Despite the brief reunion of Commander Cain's Pegasus, survivors of the human race believe Galactica to be the last known battlestar to survive the Cylons' assault against the Colonies themselves, until a later reunion with this battleship after 7360 (RH: Warhawk).
Galactica's crew quarters are compartmentalized: ship's crew and infantry are on a singular deck, distinctly separate and distant from the pilots berths. The pilots' quarters were situated in close proximity to the launch bays, to facilitate rapid deployment.
At the time of Adama's passing in 7360, the commander's quarters, while located on this singular deck, featured no signage identifying said quarters as his, a tradition that Apollo agreed with. The commander of the battlestar was expected to take up residence in said quarters, likely due to its proximity of a secret and well-hidden sanctuary that can only be accessed through the commander's quarters.
Accessible only through the commander's quarters via a door that, in any other compartment, would have been mistaken for a closet door was a Kobollian sanctuary. This private sanctuary was a storehouse of surviving Kobollian knowledge, doubling as a place for meditation and the practice of Kobollian mental arts for metamorphosing into a higher state of consciousness, and built into Galactica in secret.
Within the oval room is a tall antique wooden chair, the only item Apollo felt gave off warmth, particularly in stark contrast of the smooth, cold surroundings that both gleamed and shimmered.
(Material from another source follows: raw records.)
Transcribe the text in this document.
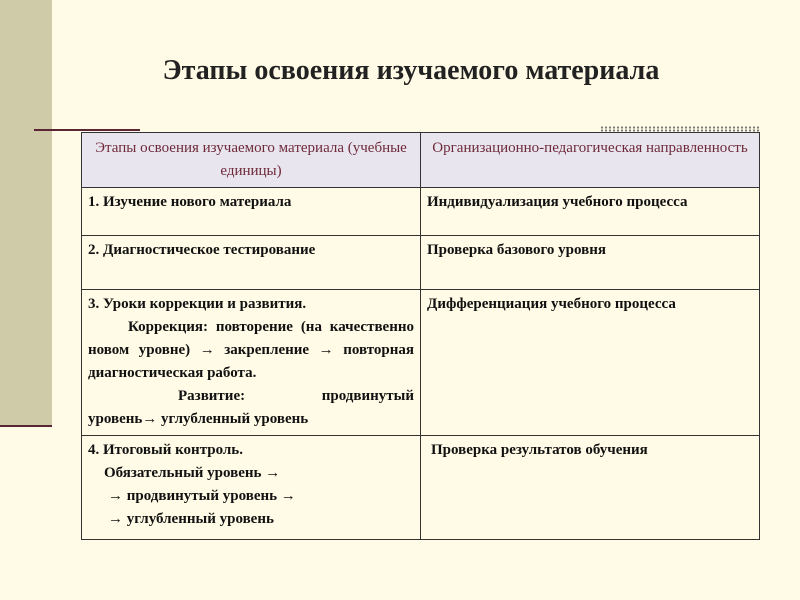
Этапы освоения изучаемого материала
Этапы освоения изучаемого материала (учебные единицы)	Организационно-педагогическая направленность
1. Изучение нового материала	Индивидуализация учебного процесса
2. Диагностическое тестирование	Проверка базового уровня

3. Уроки коррекции и развития.
Коррекция: повторение (на качественно новом уровне) → закрепление → повторная диагностическая работа.
Развитие: продвинутый уровень→ углубленный уровень	Дифференциация учебного процесса

4. Итоговый контроль.
Обязательный уровень →
→ продвинутый уровень →
→ углубленный уровень	Проверка результатов обучения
The walls of the sanctuary are adorned with drawn star maps originating from legend, featuring not only the Twelve Colonies of Man, but also Kobol and the solar system of Earth. These drawings were illuminated by the Kobollian computer, the centerpiece of the room.
This centerpiece computer features technology outpacing the Colonial technology of seventh millenium, its output only holographic in nature and featuring the ability to record messages in three-dimensional holographic form, such as the final message that Adama recorded for his son. Aesthetically the computer hued to organic forms, featuring a glittering gold and silver shell and with "sides curving up as if to embrace the user."
Its computer systems and instrumentation are controlled by voice commands, which is introduced in "Murder on the Rising Star". The computer systems are also automated, with each console having both a flatscreen and holographic functions. On the bridge, the voice response programs were keyed to individual voices, so as to avoid conflicting voice commands from other officers within earshot. As of 7360, those features were still being tested, but were functional enough for military use.